Sioned Harries
- Born: 22 November 1989 (age 36) Aberystwyth, Wales
- Height: 1.70 m (5.6 ft)
- Weight: 72 kg (11.3 st)
- School: Aberaeron
- University: Cardiff Metropolitan University
- Occupation: Physical education teacher

Rugby union career
- Position: Back row
- Current team: Whitland RFC/Scarlets

Senior career
- Years: Team / Apps / (Points)
- Ospreys
- –: Scarlets

International career
- Years: Team / Apps / (Points)
- 2010–present: Wales / 43
- Correct as of 21 May 2017

= Sioned Harries =

Wales international rugby union player

Sioned Harries (born 22 November 1989) is a former Welsh rugby union player who played back row for the Whitland RFC/Scarlets and the Wales women's national rugby union team. She won her first international cap against Australia in the 2010 Women's Rugby World Cup.

==Playing career==
Sioned Harries was born in Aberystwyth on 22 November 1989. As of 2017, her official Wales Rugby Union biography states that she is 1.70 m tall and weighs 72 kg.

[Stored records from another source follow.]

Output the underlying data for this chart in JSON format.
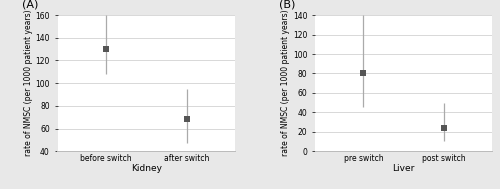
{
  "panel_A": {
    "label": "(A)",
    "categories": [
      "before switch",
      "after switch"
    ],
    "xlabel": "Kidney",
    "ylabel": "rate of NMSC (per 1000 patient years)",
    "means": [
      130,
      68
    ],
    "ci_low": [
      108,
      47
    ],
    "ci_high": [
      160,
      95
    ],
    "ylim": [
      40,
      160
    ],
    "yticks": [
      40,
      60,
      80,
      100,
      120,
      140,
      160
    ]
  },
  "panel_B": {
    "label": "(B)",
    "categories": [
      "pre switch",
      "post switch"
    ],
    "xlabel": "Liver",
    "ylabel": "rate of NMSC (per 1000 patient years)",
    "means": [
      80,
      24
    ],
    "ci_low": [
      45,
      10
    ],
    "ci_high": [
      140,
      50
    ],
    "ylim": [
      0,
      140
    ],
    "yticks": [
      0,
      20,
      40,
      60,
      80,
      100,
      120,
      140
    ]
  },
  "point_color": "#555555",
  "line_color": "#aaaaaa",
  "outer_bg": "#e8e8e8",
  "plot_bg": "#ffffff",
  "grid_color": "#d8d8d8",
  "spine_color": "#bbbbbb",
  "marker_size": 4,
  "linewidth": 0.9,
  "tick_fontsize": 5.5,
  "ylabel_fontsize": 5.5,
  "xlabel_fontsize": 6.5,
  "label_fontsize": 8
}
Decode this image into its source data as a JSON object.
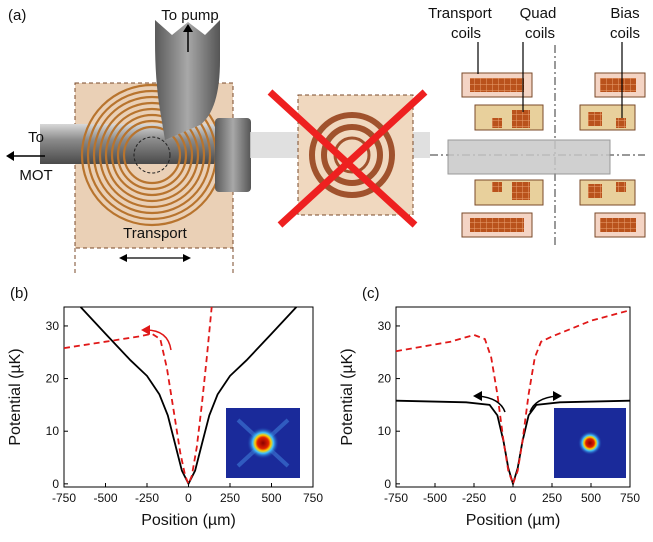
{
  "diagram": {
    "panel_label": "(a)",
    "to_pump": "To pump",
    "to_mot": [
      "To",
      "MOT"
    ],
    "transport": "Transport",
    "transport_coils": [
      "Transport",
      "coils"
    ],
    "quad_coils": [
      "Quad",
      "coils"
    ],
    "bias_coils": [
      "Bias",
      "coils"
    ]
  },
  "chart_data": [
    {
      "type": "line",
      "panel_label": "(b)",
      "xlabel": "Position (µm)",
      "ylabel": "Potential (µK)",
      "xlim": [
        -750,
        750
      ],
      "ylim": [
        -0.6,
        33.6
      ],
      "xticks": [
        -750,
        -500,
        -250,
        0,
        250,
        500,
        750
      ],
      "yticks": [
        0,
        10,
        20,
        30
      ],
      "series": [
        {
          "color": "#000000",
          "style": "solid",
          "x": [
            -650,
            -500,
            -350,
            -250,
            -175,
            -125,
            -80,
            -40,
            0,
            40,
            80,
            125,
            175,
            250,
            350,
            500,
            650
          ],
          "values": [
            33.6,
            28.5,
            23.5,
            20.5,
            17,
            13,
            7.5,
            2.5,
            0,
            2.5,
            7.5,
            13,
            17,
            20.5,
            23.5,
            28.5,
            33.6
          ]
        },
        {
          "color": "#e01818",
          "style": "dashed",
          "x": [
            -750,
            -500,
            -300,
            -220,
            -170,
            -130,
            -90,
            -50,
            -20,
            0,
            20,
            50,
            80,
            110,
            140
          ],
          "values": [
            25.8,
            27,
            28,
            28.5,
            27.5,
            22,
            14,
            6,
            1.5,
            0,
            1.5,
            7,
            15,
            24,
            33.6
          ]
        }
      ]
    },
    {
      "type": "line",
      "panel_label": "(c)",
      "xlabel": "Position (µm)",
      "ylabel": "Potential (µK)",
      "xlim": [
        -750,
        750
      ],
      "ylim": [
        -0.6,
        33.6
      ],
      "xticks": [
        -750,
        -500,
        -250,
        0,
        250,
        500,
        750
      ],
      "yticks": [
        0,
        10,
        20,
        30
      ],
      "series": [
        {
          "color": "#000000",
          "style": "solid",
          "x": [
            -750,
            -300,
            -150,
            -100,
            -60,
            -30,
            0,
            30,
            60,
            100,
            150,
            300,
            750
          ],
          "values": [
            15.8,
            15.5,
            15,
            13,
            8,
            3,
            0,
            3,
            8,
            13,
            15,
            15.5,
            15.8
          ]
        },
        {
          "color": "#e01818",
          "style": "dashed",
          "x": [
            -750,
            -400,
            -250,
            -180,
            -140,
            -100,
            -60,
            -30,
            0,
            30,
            60,
            100,
            140,
            180,
            250,
            500,
            750
          ],
          "values": [
            25.2,
            27,
            28.3,
            27.5,
            24,
            17,
            8,
            2.5,
            0,
            2.5,
            8,
            17,
            24,
            27,
            28,
            31,
            33
          ]
        }
      ]
    }
  ]
}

She played for Aberaeron school and Cardiff Metropolitan University before moving joining Whitland RFC, a feeder team for the Scarlets. Harris has been named captain for the Scarlets on several occasions. She has also played for the Ospreys. Outside of rugby, she is a physical education teacher at Ysgol Gymraeg Bro Dur.

Having played for the Wales women's national under-20 rugby union team, she was named in the squad for the national team at the 2010 Women's Rugby World Cup. While there, she made her debut against Australia as a flanker. But at a later game, against Sweden, she was moved to the back row, more recently she has been played in the second row.

She continued to play for the Wales women's rugby union team, including at the 2014 Women's Rugby World Cup where she scored three times in the 35–3 victory over South Africa. Harris was in contention for the British team at the rugby sevens women's tournament at the 2016 Summer Olympics, but was not selected for the final squad. In addition, to the national rugby union team, she also played on the Wales women's national rugby sevens team.

Harries was selected in Wales squad for the 2021 Rugby World Cup in New Zealand.

She announced her retirement from rugby on 29 February 2024 and player her last game on 3 March 2024. In her final match, playing for Brython Thunder against Gwalia Lightning, she scored a try and a drop goal to help her team to victory.